Question

There are many minerals which contain silver. A 2.00 g sample of one of these, stephanite, is placed in water and all of its silver ions are released. It takes 2.89 mL of 2.19 M magnesium chloride to precipitate all the silver ions just released as the solid silver chloride. Calculate the mass percent of silver in stephanite to the correct number of significant figures. Assume that stephanite contains no chloride ions.

Answer 1

68.3%

Step-by-step explanation:

First, let us look at the equation of reaction involving silver and magnesium chloride:

2Ag + MgCl2 ----> 2AgCl + Mg

1 mole of MgCl2 is required to precipitate 2 moles of Ag completely from the solution. That is a ratio of 1 to 2.
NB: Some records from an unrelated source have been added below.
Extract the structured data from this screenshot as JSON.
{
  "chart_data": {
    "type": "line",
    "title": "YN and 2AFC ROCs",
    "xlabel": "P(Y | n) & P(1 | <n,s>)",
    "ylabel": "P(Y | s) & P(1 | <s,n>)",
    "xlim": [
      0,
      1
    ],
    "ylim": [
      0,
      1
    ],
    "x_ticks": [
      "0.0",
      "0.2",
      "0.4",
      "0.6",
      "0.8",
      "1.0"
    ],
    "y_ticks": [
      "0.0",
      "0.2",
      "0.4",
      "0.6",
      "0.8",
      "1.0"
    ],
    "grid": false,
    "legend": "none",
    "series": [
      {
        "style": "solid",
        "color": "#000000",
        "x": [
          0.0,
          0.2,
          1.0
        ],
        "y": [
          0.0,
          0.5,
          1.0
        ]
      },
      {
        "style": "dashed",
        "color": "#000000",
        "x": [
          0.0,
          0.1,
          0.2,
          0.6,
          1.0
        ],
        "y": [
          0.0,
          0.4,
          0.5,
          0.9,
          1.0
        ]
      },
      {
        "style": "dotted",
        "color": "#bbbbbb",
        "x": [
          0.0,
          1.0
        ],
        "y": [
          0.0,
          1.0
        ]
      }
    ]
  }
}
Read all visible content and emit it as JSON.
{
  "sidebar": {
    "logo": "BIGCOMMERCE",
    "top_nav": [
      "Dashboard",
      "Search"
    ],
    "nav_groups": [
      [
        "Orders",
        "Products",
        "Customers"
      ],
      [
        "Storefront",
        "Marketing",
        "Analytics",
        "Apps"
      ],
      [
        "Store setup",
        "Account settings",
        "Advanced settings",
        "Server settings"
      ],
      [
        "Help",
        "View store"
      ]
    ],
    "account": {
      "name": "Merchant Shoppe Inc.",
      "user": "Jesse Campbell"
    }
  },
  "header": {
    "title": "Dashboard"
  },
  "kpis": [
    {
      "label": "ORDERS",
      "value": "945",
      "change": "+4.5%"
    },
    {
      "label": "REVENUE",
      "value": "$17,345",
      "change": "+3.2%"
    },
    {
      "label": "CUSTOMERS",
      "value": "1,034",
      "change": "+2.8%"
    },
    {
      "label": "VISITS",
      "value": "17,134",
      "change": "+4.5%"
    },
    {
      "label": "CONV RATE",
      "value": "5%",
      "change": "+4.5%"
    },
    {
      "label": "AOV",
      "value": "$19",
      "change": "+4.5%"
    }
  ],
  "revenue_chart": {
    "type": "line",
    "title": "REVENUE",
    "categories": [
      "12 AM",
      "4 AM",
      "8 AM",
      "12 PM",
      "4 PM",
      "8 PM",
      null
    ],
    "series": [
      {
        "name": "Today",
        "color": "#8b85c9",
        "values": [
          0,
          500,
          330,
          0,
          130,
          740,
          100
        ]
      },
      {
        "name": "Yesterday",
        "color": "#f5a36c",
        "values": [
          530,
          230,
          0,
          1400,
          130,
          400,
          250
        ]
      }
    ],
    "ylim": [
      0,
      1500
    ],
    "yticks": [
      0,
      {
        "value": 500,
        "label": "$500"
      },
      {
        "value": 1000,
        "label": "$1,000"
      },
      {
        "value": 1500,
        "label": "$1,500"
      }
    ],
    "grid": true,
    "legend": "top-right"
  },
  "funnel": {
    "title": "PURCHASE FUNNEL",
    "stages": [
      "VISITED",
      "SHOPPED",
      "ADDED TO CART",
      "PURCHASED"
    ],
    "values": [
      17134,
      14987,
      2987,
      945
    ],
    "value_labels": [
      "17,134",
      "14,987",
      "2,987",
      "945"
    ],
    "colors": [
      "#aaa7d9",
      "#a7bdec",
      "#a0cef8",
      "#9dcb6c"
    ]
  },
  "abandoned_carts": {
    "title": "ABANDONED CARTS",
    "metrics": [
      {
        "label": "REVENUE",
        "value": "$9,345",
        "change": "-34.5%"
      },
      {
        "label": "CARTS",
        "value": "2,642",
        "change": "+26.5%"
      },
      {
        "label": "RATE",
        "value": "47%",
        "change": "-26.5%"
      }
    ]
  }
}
Now, mole of MgCl2 used to precipitate all the Ag

= molarity x volume

= 2.19 M x 2.89/1000

= 0.0063291 mole

Since 1 mole of MgCl2 would always require 2 moles of Ag, 0.0063291 mole will therefore require:

0.0063291 x 2 = 0.0126 mole of Ag

This means that 0.0126 mole of Ag is present in stephanie.

Mass of silver in stephanie = mole x molar mass

= 0.0126 x 107.8682

= 1.365 g

Thus, 1.365 g of silver is present in 2.00 g sample of stephanie.

Mass percent of silver in stephanie = 1.365/2.00 x 100

= 68.25% = 68.3% to the correct number of significant figure.